Aircraft need energy-dense fuels, which is why batteries will play a minor role for the foreseeable future. Research is searching for alternatives to petroleum-based kerosene. Now, teams at the Joint BioEnergy Institute (JBEI) have reported a breakthrough: They are cultivating microbes that produce precursors for aviation fuel in the laboratory up to 36 times more efficiently than previous strains. This brings synthetic kerosene from biomass closer to industrial-scale production. (newscenter: 29.01.26)


Microbes Turn Isoprenol into a Building Block for DMCO

At the heart of the process is isoprenol, a clear and volatile molecule, because it can be chemically processed into a synthetic aviation fuel. This fuel is called dimethylcyclooctane (DMCO). DMCO has a higher energy density than conventional kerosene and is therefore suitable for long-haul flights. This is precisely where the problem lay for a long time: metabolic pathways are complex, and even minor interventions often have side effects. This combination of reduced speed and increased costs made biofuel precursors unattractive.

AI and biosensors make microbes 36 times more productive and accelerate precursors for synthetic kerosene in the laboratory.
AI and biosensors make microbes 36 times more productive and accelerate precursors for synthetic kerosene in the laboratory.

Two recent studies now show how laboratories are drastically accelerating the process while simultaneously increasing the success rate. The JBEI, led by Lawrence Berkeley National Laboratory, combines artificial intelligence, automation, and biological sensing. One team focuses on data-driven optimization, the other on biological discovery. Thomas Eng describes the interplay as follows: “These are two powerful, complementary strategies. One is data-driven optimization, the other is discovery. Together, they offer us a way to progress much faster than with traditional trial-and-error methods,” Eng explains.

AI Pipeline Replaces Trial-and-Error in Metabolism

The AI ​​team led by Taek Soon Lee and Héctor García Martín is building a pipeline that enables robots to generate and test hundreds of genetic variants in parallel. An algorithm reads the measurement data and suggests new gene combinations, instead of relying on intuition from humans. García Martín says, “Standard metabolic engineering is slow because it relies on human intuition and biological knowledge.” He adds, “Our goal was to make strain improvement systematic and rapid.”

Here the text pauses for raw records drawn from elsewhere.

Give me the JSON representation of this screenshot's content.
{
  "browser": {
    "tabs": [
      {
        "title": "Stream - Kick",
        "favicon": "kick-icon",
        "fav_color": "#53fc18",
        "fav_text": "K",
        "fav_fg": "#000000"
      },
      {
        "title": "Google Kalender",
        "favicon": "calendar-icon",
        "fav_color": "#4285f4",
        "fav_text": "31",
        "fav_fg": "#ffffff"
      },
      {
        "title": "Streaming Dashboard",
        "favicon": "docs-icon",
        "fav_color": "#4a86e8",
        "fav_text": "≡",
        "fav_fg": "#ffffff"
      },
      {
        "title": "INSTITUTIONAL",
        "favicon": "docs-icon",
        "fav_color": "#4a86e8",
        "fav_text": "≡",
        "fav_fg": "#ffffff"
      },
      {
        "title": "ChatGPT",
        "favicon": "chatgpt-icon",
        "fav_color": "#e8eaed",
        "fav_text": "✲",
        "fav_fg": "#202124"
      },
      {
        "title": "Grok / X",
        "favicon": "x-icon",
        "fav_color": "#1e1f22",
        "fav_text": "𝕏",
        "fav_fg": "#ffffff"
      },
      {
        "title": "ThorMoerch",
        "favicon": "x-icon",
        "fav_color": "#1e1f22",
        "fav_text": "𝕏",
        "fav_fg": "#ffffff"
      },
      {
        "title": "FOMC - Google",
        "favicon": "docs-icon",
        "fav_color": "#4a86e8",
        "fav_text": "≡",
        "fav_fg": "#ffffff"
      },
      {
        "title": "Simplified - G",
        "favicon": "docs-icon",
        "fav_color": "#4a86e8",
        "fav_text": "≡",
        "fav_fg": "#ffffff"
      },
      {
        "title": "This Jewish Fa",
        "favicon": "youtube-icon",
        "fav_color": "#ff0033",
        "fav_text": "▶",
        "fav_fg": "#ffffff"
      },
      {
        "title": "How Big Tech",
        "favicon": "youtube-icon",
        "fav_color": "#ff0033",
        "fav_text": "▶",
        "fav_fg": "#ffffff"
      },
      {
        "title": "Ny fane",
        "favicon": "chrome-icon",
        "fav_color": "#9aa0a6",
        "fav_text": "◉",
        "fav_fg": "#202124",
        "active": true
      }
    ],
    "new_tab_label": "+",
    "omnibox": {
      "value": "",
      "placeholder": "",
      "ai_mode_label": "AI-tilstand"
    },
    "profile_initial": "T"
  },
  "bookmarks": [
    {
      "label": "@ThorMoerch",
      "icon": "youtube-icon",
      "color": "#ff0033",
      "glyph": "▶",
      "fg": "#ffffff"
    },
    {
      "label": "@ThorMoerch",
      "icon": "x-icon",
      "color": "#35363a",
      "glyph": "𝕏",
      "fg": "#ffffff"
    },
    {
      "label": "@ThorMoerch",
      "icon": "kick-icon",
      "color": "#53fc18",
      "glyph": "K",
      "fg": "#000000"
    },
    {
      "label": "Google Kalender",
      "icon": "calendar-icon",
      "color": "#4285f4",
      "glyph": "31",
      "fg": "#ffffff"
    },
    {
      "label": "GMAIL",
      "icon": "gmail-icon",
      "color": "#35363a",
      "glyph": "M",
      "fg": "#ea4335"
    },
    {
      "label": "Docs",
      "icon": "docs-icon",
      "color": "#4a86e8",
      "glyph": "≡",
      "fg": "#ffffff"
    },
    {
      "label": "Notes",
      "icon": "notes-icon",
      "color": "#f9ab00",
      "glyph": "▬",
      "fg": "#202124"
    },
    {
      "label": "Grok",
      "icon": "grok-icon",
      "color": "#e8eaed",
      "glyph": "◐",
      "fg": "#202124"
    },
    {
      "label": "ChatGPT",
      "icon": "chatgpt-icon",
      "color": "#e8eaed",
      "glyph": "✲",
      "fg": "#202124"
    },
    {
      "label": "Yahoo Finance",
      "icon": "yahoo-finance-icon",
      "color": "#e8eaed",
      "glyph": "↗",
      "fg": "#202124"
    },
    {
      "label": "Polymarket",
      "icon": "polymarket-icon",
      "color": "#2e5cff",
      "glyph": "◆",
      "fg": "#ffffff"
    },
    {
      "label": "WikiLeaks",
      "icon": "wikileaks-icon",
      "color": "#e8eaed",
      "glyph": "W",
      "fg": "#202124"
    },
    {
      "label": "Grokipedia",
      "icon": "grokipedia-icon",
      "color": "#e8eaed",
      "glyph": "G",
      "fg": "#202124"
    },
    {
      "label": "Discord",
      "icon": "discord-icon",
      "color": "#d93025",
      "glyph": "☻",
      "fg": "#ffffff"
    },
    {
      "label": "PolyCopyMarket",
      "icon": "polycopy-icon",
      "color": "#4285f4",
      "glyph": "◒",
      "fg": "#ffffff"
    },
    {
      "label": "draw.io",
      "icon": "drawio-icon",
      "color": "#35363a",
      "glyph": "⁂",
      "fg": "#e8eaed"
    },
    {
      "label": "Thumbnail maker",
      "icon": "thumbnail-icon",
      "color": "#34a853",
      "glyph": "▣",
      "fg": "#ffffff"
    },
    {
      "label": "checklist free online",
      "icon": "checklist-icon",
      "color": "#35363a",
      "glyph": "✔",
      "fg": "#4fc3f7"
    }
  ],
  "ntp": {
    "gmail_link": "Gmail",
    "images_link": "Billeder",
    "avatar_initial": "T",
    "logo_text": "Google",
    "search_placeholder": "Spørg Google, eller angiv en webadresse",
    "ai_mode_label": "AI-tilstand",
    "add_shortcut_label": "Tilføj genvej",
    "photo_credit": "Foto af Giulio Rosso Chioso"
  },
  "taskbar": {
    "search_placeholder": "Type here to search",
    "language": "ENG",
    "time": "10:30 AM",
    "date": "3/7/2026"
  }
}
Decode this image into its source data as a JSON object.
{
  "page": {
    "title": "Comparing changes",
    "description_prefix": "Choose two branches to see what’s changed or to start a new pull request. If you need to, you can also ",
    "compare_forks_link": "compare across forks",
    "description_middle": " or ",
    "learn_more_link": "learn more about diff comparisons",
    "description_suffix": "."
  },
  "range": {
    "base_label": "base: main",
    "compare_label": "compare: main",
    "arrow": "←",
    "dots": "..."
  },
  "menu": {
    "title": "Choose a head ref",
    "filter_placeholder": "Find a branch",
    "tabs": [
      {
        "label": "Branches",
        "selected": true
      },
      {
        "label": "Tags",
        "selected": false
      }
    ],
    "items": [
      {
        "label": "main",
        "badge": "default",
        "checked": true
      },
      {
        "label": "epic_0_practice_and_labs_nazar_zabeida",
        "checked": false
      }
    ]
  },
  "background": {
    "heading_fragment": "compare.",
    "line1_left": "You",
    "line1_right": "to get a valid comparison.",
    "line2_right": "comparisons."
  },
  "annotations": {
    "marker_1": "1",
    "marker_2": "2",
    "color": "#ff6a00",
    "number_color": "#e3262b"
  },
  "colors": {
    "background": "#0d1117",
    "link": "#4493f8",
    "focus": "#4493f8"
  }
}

The team uses CRISPR interference as a tool, because it allows researchers to selectively throttle genes instead of completely switching them off. This makes subtle metabolic effects visible and prevents total damage to the cell’s metabolism. After six development cycles of just a few weeks each, isoprenol production increases to about five times that of the initial strain. Here, microbes provide the raw material for a new development cycle in the lab.


Biosensors Turn a Problem into a Selection Tool

The second team encountered an obstacle, but it became a lever. The bacteria Pseudomonas putida produced isoprenol and then quickly broke it down again. At first, this seemed like self-sabotage. Then Eng reversed the logic: If the cell “detects” isoprenol, there must be a protein that recognizes it. “That was a real aha moment,” said Eng. “Wait a minute, if they can perceive it, there must be a protein that recognizes it. Maybe we can turn the problem into a tool.”

The researchers identified a sensor system consisting of two proteins and built a biosensor from it, so that each cell emits its own isoprenol production as a signal. The stronger the signal, the better the yield. The team then coupled the signal to genes essential for survival. The result is simple: Only top producers continue to grow. This allows millions of variants to be quickly screened, and microbes are transformed from a production risk into a measuring instrument.

What the results mean for industrial fermenters

The end result is “champion” strains that produce up to 36 times more isoprenol than the original microorganism, with both methods demonstrating distinct strengths. The AI ​​pipeline optimizes known parameters in a targeted manner. The biosensor uncovers unexpected parameters. The studies were published in Nature Communications and Science Advances.

The next test is scaling up to larger fermenters, because only then do stable yields and costs per liter truly matter. Laboratory data are only convincing if they hold up under industrial parameters. García Martín outlines the potential consequences: “If these approaches become widespread, they could reshape the industry. Instead of needing a decade and hundreds of people to develop a new bioproduct, small teams could achieve this in a year or less,” he explains.